A model is billions of small numbers (parameters). Each number can be stored more or less precisely.
FP16 is the reference precision. It is the way the model was trained.
Without quantization, local LLMs would be a research-only practice — a 70B model in FP16 needs around 160 GB to run.
Quantization replaces each FP16 weight by a smaller integer (Q4, Q5, Q6, Q8). The model is not retrained; only the storage changes.
Q4_K_M is Ollama’s production default. Its quality is within 1 – 3 percentage points of FP16 on standard benchmarks.
The failure order when precision drops: long-chain reasoning → competitive math → strict tool-call JSON → long-context recall → general chat (very robust).
Rule of thumb: a larger model at lower precision usually beats a smaller model at higher precision for the same memory budget.

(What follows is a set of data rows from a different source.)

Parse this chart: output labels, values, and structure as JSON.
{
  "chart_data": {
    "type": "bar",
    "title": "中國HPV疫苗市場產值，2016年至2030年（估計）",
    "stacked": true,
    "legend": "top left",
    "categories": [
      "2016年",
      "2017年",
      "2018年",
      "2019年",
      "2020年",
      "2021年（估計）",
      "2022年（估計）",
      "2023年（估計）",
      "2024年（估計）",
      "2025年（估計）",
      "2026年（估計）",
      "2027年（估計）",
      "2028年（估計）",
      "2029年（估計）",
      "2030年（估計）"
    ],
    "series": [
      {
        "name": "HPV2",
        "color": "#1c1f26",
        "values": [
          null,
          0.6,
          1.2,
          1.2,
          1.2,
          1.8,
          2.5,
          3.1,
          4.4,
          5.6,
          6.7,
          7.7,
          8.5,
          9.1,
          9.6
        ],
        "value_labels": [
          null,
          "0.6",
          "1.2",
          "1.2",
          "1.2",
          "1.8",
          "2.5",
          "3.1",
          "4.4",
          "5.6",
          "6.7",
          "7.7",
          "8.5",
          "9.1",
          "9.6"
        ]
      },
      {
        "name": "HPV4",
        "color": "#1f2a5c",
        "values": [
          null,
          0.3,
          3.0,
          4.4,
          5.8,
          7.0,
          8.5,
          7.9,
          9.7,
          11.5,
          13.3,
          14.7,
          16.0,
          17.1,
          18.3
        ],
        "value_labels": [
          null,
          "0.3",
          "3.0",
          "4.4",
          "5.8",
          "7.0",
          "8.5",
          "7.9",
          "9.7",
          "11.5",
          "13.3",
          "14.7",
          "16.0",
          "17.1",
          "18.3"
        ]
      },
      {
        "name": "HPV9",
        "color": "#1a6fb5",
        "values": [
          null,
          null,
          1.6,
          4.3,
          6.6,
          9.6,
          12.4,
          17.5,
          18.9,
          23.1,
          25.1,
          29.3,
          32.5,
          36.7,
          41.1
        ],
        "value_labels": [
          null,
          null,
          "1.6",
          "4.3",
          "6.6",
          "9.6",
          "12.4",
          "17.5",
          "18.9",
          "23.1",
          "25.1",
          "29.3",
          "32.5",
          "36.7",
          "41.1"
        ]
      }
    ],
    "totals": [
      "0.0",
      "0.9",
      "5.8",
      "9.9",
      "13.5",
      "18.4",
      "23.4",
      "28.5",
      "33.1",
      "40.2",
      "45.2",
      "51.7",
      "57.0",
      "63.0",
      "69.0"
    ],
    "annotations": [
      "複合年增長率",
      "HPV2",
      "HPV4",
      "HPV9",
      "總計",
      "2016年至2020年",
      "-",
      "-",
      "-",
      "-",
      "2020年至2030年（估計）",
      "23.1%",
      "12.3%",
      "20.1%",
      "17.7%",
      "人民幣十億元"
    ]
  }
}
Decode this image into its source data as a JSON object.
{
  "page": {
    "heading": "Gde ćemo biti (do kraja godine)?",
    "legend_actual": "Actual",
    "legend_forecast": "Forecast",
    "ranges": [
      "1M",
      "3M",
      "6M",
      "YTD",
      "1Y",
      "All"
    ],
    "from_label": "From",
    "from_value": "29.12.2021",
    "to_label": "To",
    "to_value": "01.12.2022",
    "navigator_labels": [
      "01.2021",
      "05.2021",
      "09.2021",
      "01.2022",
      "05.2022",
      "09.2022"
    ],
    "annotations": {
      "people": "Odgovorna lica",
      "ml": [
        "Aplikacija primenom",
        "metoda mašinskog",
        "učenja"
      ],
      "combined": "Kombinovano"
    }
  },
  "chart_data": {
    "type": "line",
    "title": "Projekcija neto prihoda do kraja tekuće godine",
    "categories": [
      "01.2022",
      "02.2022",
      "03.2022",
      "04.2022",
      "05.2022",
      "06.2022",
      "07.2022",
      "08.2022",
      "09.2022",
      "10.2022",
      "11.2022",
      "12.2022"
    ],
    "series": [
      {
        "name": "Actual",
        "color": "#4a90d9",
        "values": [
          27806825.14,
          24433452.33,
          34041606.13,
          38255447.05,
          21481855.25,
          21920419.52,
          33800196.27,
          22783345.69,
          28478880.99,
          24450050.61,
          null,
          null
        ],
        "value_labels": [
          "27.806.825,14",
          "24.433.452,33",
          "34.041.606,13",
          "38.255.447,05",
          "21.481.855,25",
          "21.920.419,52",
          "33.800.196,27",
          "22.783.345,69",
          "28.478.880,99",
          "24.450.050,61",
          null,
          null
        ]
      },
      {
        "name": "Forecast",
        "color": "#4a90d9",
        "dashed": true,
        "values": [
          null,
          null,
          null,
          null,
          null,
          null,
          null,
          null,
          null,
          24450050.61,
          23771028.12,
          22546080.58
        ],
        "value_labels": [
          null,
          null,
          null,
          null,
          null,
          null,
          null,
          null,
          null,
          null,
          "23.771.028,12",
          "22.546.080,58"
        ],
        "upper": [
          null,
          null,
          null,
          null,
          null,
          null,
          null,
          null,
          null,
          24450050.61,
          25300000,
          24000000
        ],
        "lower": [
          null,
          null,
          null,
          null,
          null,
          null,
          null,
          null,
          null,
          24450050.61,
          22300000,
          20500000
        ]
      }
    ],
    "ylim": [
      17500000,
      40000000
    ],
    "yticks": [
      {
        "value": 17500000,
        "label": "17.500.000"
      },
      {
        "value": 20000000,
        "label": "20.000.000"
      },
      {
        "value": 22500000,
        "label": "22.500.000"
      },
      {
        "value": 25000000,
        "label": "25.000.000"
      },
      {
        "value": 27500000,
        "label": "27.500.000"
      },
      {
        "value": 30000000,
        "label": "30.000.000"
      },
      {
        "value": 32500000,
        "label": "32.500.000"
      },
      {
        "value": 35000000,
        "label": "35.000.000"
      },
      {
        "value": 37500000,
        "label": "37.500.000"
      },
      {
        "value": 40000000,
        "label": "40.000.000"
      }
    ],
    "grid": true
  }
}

Three-tier choice: laptops use Q4 (default); mid-range GPUs can go Q5 / Q6; workstation / GB10 benchmarks should use Q8 or F16 to isolate model quality from quantization noise.
Inspect with ollama show <model>; pick a quantization explicitly with the tag (:8b-instruct-q8_0, etc.).
The mental model: parameter count = how much it knows; quantization = how precisely it remembers what it knows.